そして、まだ目覚めたばかりのシュウを腕にだき、アンドリュー王たちと向かい合わせに座った。

二人に見守られながら、シュウはこれまでの出来事をゆっくりと話し始めた。

「馬車で眠って……気がついたら、あのベンチに横たわってたんだ――」

シュウの話ひとつひとつに相槌を打ちながら、真剣な様子で聞くトーマ王妃はやはり同郷の人間だけあって内容の理解度も我々より大きい。
シュウがどれ程までに孤独を感じたのかを感じ取ったようだった。
しかし、シュウがこちらへ戻るために刃物を自ら突き立てた時には、大声を出しシュウを叱りつけていた。
その姿は紛れもなく父の姿だった。

アンドリュー王はシュウの話を聞いて、深く考え込んでいるようだった。
何か気になることでもあるのだろうかと問いかけると、今までシュウは中途半端な状態でいたのかもしれないと言われた。
中途半端という意味がわからなくて、再度聞き直すと、トーマ王妃は一度あちらの世界で死んでからやってきたのに対し、
シュウは眠ったまま魂と肉体が不安定な状態でこちらにやってきたのではないかという話だった。

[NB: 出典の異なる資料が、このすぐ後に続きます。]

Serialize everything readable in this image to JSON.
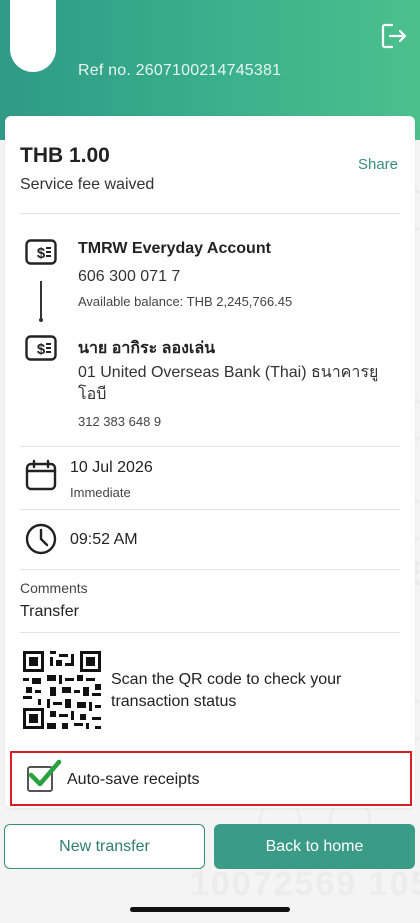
{
  "header": {
    "ref_label": "Ref no. 2607100214745381",
    "accent_color": "#37ad8c"
  },
  "watermark": {
    "text": "10072569 105"
  },
  "transfer": {
    "amount": "THB 1.00",
    "fee_note": "Service fee waived",
    "share_label": "Share"
  },
  "from_account": {
    "name": "TMRW Everyday Account",
    "number": "606 300 071 7",
    "balance": "Available balance: THB 2,245,766.45",
    "icon": "wallet-icon"
  },
  "to_account": {
    "name": "นาย อากิระ ลองเล่น",
    "bank": "01 United Overseas Bank (Thai) ธนาคารยูโอบี",
    "number": "312 383 648 9",
    "icon": "wallet-icon"
  },
  "schedule": {
    "date": "10 Jul 2026",
    "timing": "Immediate",
    "time": "09:52 AM"
  },
  "comments": {
    "label": "Comments",
    "value": "Transfer"
  },
  "qr": {
    "text": "Scan the QR code to check your transaction status"
  },
  "autosave": {
    "label": "Auto-save receipts",
    "checked": true,
    "highlight_color": "#d42027"
  },
  "buttons": {
    "new_transfer": "New transfer",
    "back_home": "Back to home"
  }
}
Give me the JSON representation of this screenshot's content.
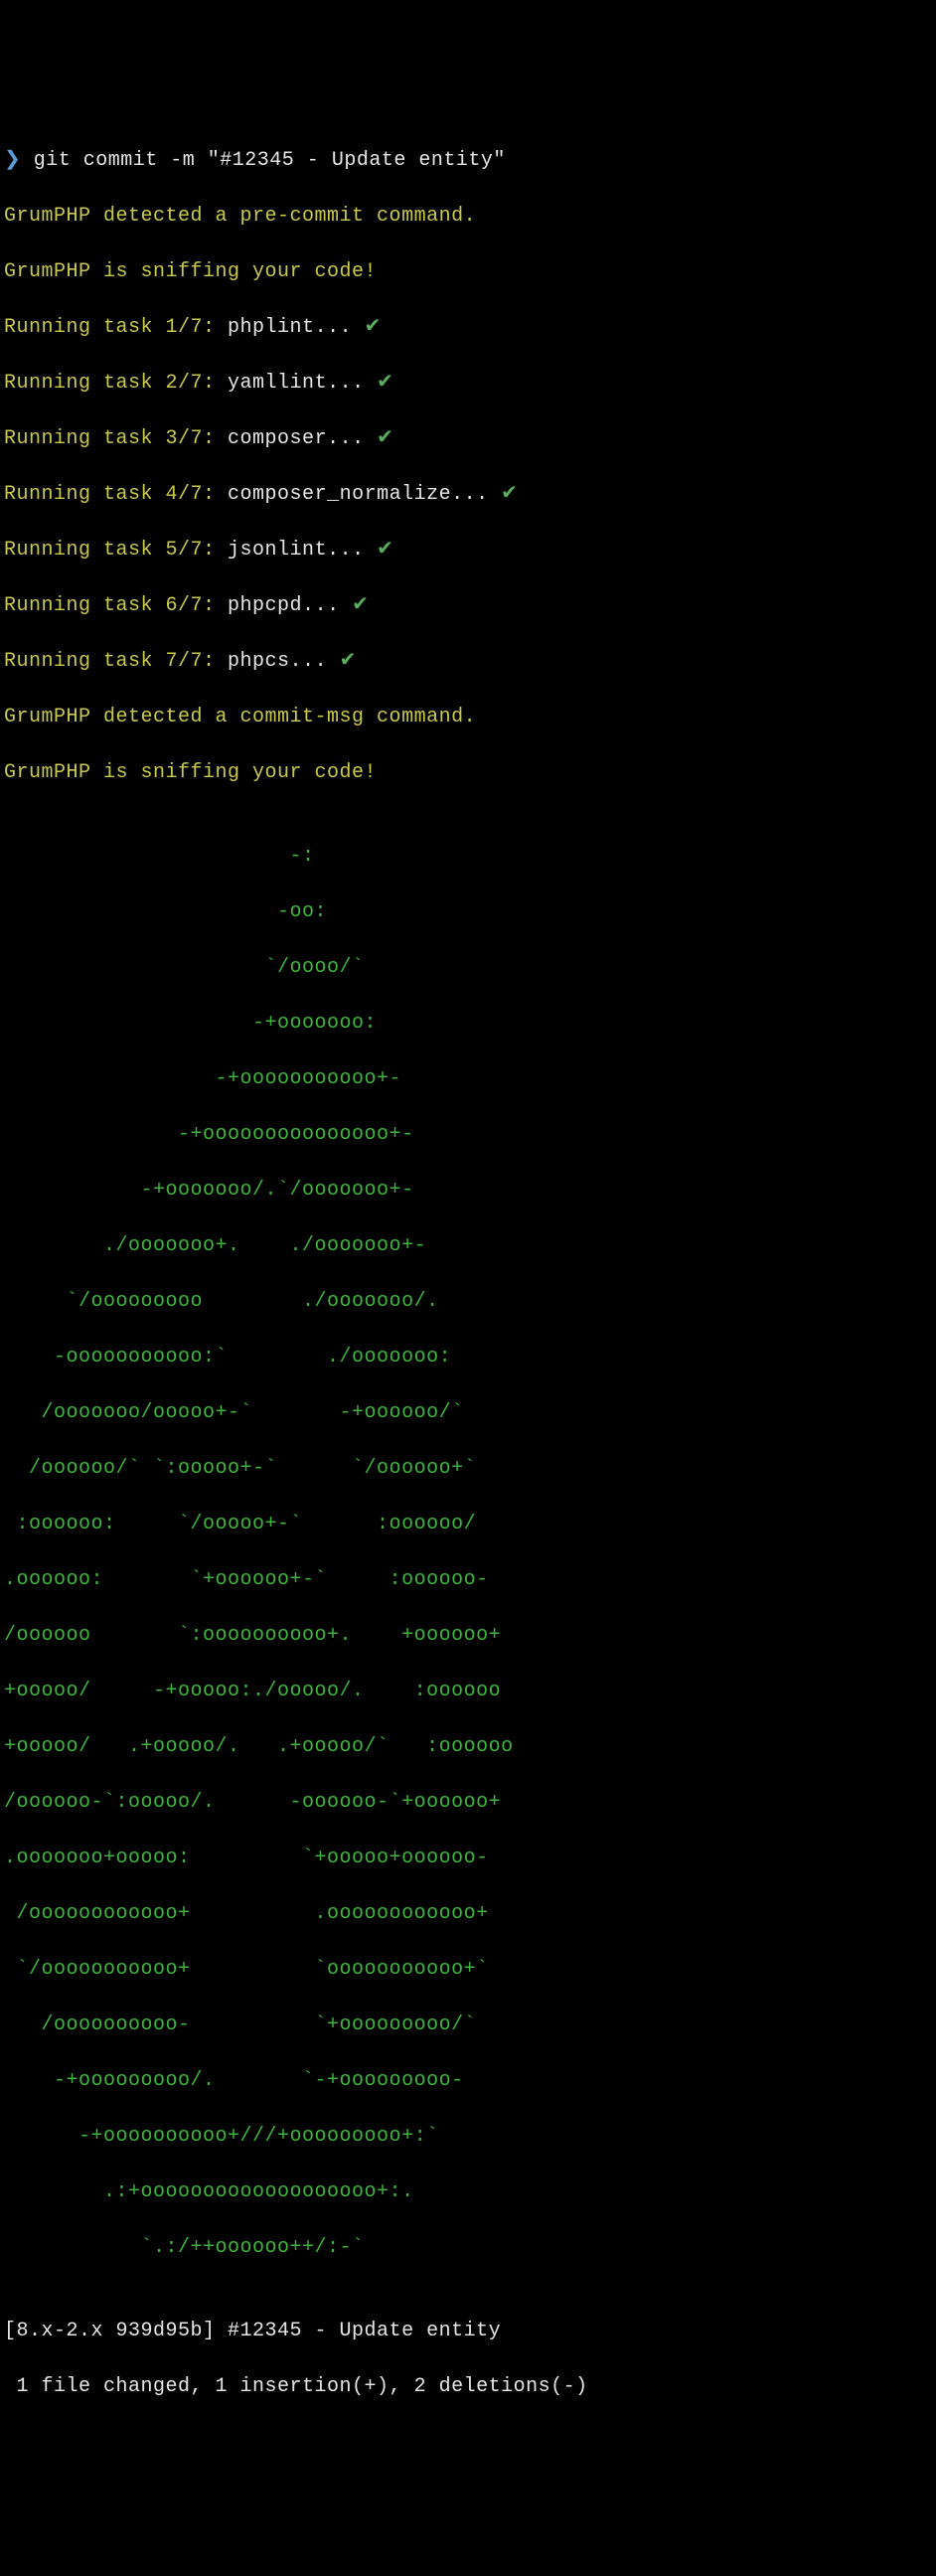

どちらともなくふわふわとしているから強く思った方に魂が引き摺られる。
もし、シュウがあちらに残ることを強く望めば、あのままこちらのシュウは死んで魂のあるあちらに引き寄せられたのかもしれない。
しかし、シュウはこちらへ戻ることを強く望んだから、魂は身体のあるこちらへ引き摺られたというわけか。

あちらにはシュウの憂いは何も残っていなかった。
それはあちらに魂を留めておくためのものだったかもしれない。
シュウがそれに少しでも気を取られていたら、シュウが私の腕に戻ってくることはなかったということか。

ああ、本当に良かった。

シュウはあちらに戻っても私のことだけをずっと考えていたと言ってくれた。
それほどまでに深い愛で私を想っていてくれたのだ。
私はその愛に一生報わなければな。

最初は私の方が一方的にシュウに想いを寄せた。
シュウをどうしても手に入れたくて、シュウが私から離れないように仕向けた。
愛の比重は私の方が重いと思っていたのに、いつの間にこんなに愛されていたのだろう。
シュウから受けるこの愛に慢心することなく、私もより一層深い愛でシュウを想おう。

私たちは一生一緒だ。

「命を賭けて私のところに戻って来てくれてありがとう」

心からの御礼をシュウに伝えた。

「でも、本当に良かったね。アンディーの推測が正しいなら、何かのきっかけでいつでもあっちに戻ってしまったかもしれないってことだよね。もう柊くんは向こうで死んじゃったわけだから、もう二度と離れ離れにはならないってことだよ」

私はそれをずっと心配していた。
あの時、突然現れた時のようにいつかシュウが突然いなくなるのでは……という不安に駆られたのは一度や二度ではない。
いつも朝起きた時にシュウが隣にいるのを確認してしまう。
その心配がもう無くなるのだ。
それは本当に嬉しいことだな。

アンドリュー王も、トーマ王妃と出会って3年経った今でも、いつかいなくなる日が来るのではないかと心配していたらしい。
この憂いがなくなって、心から安堵した様子だ。

2人が幸せそうに抱きしめ合う姿を見て、私とシュウは顔を見合わせて微笑んだ。